Note: Sociopathy and psychopathy are synomyms. Modernly, the APA terms it a personality disorder: the Antisocial Personality Disorder.
In the 19th century, psychopathology was considered to be "moral insanity". Today it is commonly known as "antisocial personality disorder" or "sociopathology." Current experts believe that sociopaths are an unfortunate fusion of interpersonal, biological and sociocultural disasters.
Psychopaths/sociopaths are diagnosed by their purposeless and irrational antisocial behavior, lack of conscience, and emotional vacuity. They are thrill seekers, literally fearless. Punishment rarely works, because they are impulsive by nature and fearless of the consequences. Incapable of having meaningful relationships, they view others as fodder for manipulation and exploitation. According to one psychological surveying tool (DSM IIIR) between 3 - 5% of men are sociopaths; less than 1% of female population are sociopaths.
Psychopaths often make successful businessmen or world leaders. Not all psychopaths are motivated to kill. But when it is easy to devalue others, and you have had a lifetime of perceived injustices and rejection, murder might seem like a natural choice.
The following are environmental factors, psychiatrists say, which create a sociopath:
• Studies show that 60% of psychopathic individuals had lost a parent;
• Child is deprived of love or nurturing; parents are detached or absent;
• Inconsistent discipline: if father is stern and mother is soft, child learns to hate authority and manipulate mother;
• Hypocritical parents who privately belittle the child while publicly presenting the image of a "happy family".
According to Dr. J. Reid Meloy, author of The Psychopathic Mind: Origins, Dynamics, and Treatment, the psychopath is only capable of sadomasochistic relationships based on power, not attachment. Psychopaths identify with the aggressive role model, such as an abusive parent, and attack the weaker, more vulnerable self by projecting it onto others. As multiple murderer Dennis Nilsen put it, "I was killing myself only but it was always the bystander who died."

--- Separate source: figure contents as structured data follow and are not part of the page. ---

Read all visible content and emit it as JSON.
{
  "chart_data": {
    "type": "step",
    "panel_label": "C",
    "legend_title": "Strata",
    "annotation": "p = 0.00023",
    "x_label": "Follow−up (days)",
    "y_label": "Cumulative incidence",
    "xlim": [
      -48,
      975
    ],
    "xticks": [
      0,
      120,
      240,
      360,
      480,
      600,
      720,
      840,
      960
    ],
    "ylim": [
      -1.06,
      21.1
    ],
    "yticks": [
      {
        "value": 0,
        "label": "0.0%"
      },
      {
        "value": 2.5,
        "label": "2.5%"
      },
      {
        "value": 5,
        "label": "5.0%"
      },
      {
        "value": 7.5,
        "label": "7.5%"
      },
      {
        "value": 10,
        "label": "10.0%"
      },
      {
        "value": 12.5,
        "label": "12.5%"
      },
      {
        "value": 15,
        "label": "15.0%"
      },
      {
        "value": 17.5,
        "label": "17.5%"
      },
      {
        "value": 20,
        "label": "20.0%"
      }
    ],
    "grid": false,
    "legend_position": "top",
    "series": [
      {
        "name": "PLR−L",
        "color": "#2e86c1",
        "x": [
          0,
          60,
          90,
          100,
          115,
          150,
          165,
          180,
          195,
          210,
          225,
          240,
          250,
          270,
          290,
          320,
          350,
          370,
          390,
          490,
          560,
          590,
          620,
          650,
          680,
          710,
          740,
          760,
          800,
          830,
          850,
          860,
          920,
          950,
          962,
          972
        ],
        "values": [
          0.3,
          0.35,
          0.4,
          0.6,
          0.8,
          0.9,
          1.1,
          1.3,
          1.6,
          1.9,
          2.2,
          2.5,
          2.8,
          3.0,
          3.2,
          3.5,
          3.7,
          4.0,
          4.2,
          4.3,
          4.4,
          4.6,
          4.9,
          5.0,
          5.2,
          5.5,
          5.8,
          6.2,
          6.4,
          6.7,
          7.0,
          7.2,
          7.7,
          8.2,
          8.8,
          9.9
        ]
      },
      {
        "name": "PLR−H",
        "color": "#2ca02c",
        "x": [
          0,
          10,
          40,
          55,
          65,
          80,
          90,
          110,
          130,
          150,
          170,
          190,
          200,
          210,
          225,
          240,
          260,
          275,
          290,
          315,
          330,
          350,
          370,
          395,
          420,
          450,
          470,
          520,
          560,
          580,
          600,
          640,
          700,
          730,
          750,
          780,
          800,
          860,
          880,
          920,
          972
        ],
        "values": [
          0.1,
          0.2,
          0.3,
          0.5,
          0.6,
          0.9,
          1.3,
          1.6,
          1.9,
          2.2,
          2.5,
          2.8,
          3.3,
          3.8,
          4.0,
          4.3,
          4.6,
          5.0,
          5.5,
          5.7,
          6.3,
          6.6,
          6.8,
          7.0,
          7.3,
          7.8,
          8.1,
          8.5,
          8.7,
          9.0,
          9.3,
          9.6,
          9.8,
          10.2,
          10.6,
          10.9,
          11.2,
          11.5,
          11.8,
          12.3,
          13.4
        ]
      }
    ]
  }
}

Dr. Meloy writes that in early childhood development, there is a split in the infant psychopath: the "soft me" which is the vulnerable inside, and the "hard not-me" which is the intrusive, punishing outside (neglectful or painful experiences.) The infant comes to expect that all outside experiences will be painful, and so he turns inward. In an attempt to protect himself from a harsh environment, the infant develops a "character armor," distrusting everything outside, and refusing to allow anything in. The child refuses to identify with parents, and instead sees the parent as a malevolent stranger.
Soon, the child has no empathy for anyone. The wall has been built to last. "Human nature is a nuisance, and fills me with disgust. Every so often one must let off steam, as it were," said "Acid Bath Murderer" John Haigh.
In normal development, the child bonds with the mother for nurturing and love. But for the psychopath, the mother is experienced as an "aggressive predator, or passive stranger." In the case of violent psychopaths, including serial killers, the child bonds through sadomasochism or aggression. According to Meloy, "This individual perversely and aggressively does to others as a predator what may, at any time, be done to him."